Their red-roofed house, like many others in the bloc, has been hit by one of the numerous Qassam rockets fired by Palestinians during more than four years of conflict. Inside, the rented house is bare, with just a few necessary pieces of furniture. Lior tells me they had to put the building of their permanent house in Neveh Dekalim on hold.

“But not because of the disengagement,” Lior assures me with a smile. “It’s because we don’t have enough money to finish the project.”

Lior and Orit insist that the moment they find the money, they will resume building, which shouldn’t take more than two months to complete. “So come back in a few months for the house warming,” they say.

The heart of the Jewish world

A huge cement wall towers over the Neveh Dekalim industrial zone, blocking any view of the adjacent Palestinian town of Khan Yunis. Shaya Yaron, in his 50s, is the owner of a busy garage here. He warmly invites me into his office.

He’s lived in Neveh Dekalim for 18 years together with his wife and four children. His oldest daughter is now married and lives in Petah Tikva, near Tel Aviv, far away from the eye of the storm, he says.

“We didn’t come here for any ideological reason. But with time you learn to identify with the place,” he says.

Shaya doesn’t waste any time and bluntly declares, “I personally tend to believe that just as the idea of the disengagement was born without any rationale behind it, it will die away and be forgotten.

“But whatever the outcome of the disengagement, if it happens, it will only be for the best. Whether it is done democratically or not, with or without a referendum, the result will be excellent,” he says with satisfaction.

“We [the Gush Katif settlers] were chosen to be the pawn in the struggle for Israel. Even if we are forced to leave, it’s only for the best, because then every Jew will have to make his own personal reckoning.”

Shaya keeps a very stern appearance and does not give away any sign of doubt in his words.

“There is something unique in Israel and the Jewish Nation and Gush Katif is here to underscore this point. Without all the settlements we wouldn't have been here,” he says when one of his Palestinian workers enters his office to tell him he won’t be coming to work tomorrow. “No problem,” Shaya replies.

“The impact of the disengagement will influence Jews all over the world,” Shaya continues. “The settlers are the core that changes the perception of all the Jews in the world.

“From the bad, we learn to see the good. A strong man will know how to extract the good from this situation,” he says.

He takes me outside the garage and shows me with unconcealed joy his 1960-era Volvo he had lovingly restored himself.
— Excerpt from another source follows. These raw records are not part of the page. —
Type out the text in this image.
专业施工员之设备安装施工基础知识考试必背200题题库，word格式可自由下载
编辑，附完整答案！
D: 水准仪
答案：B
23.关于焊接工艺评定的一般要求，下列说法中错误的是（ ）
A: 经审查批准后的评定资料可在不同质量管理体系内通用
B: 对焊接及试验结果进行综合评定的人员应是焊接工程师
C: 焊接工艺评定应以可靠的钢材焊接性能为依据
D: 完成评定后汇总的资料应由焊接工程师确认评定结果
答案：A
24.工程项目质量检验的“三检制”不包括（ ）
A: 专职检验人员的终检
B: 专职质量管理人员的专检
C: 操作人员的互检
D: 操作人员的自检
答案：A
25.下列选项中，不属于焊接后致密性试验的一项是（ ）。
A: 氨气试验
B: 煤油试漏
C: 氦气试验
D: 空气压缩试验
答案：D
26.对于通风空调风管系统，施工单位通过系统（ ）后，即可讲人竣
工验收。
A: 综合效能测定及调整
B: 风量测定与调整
The workers are now closing and getting ready to return to their homes in Khan Yunis, on the other side of the cement wall.

What will you tell your family and children when the order to evict arrives? “I will accept the state’s decision and I will do whatever it tells me quietly,” he says.

And how will you see Israel after the disengagement?

“The question is not how I will see the state after such a thing, but how I will see you,” he says pointing at me. “I need to do a lot of thinking to teach Israelis and Jews what is the value of Eretz Israel. This is a national task.

“I was destined for Eretz Israel. I was born here and I will die here. When we die we take nothing with us – the question is what we leave behind for the generations that follow,” he concludes. We are now standing in the centre of the empty garage, and the prayers of the Muezzin from a nearby mosque can be heard.

At the gate to Neveh Dekalim I meet a young man waiting for a ride. Grabbing his skullcap that’s flying in the wind, he asks, “Are you going outside?”

“Yes – outside,” I say, ‘outside’ to the other side of the barbed wire fences that separate Gush Katif from the rest of the world.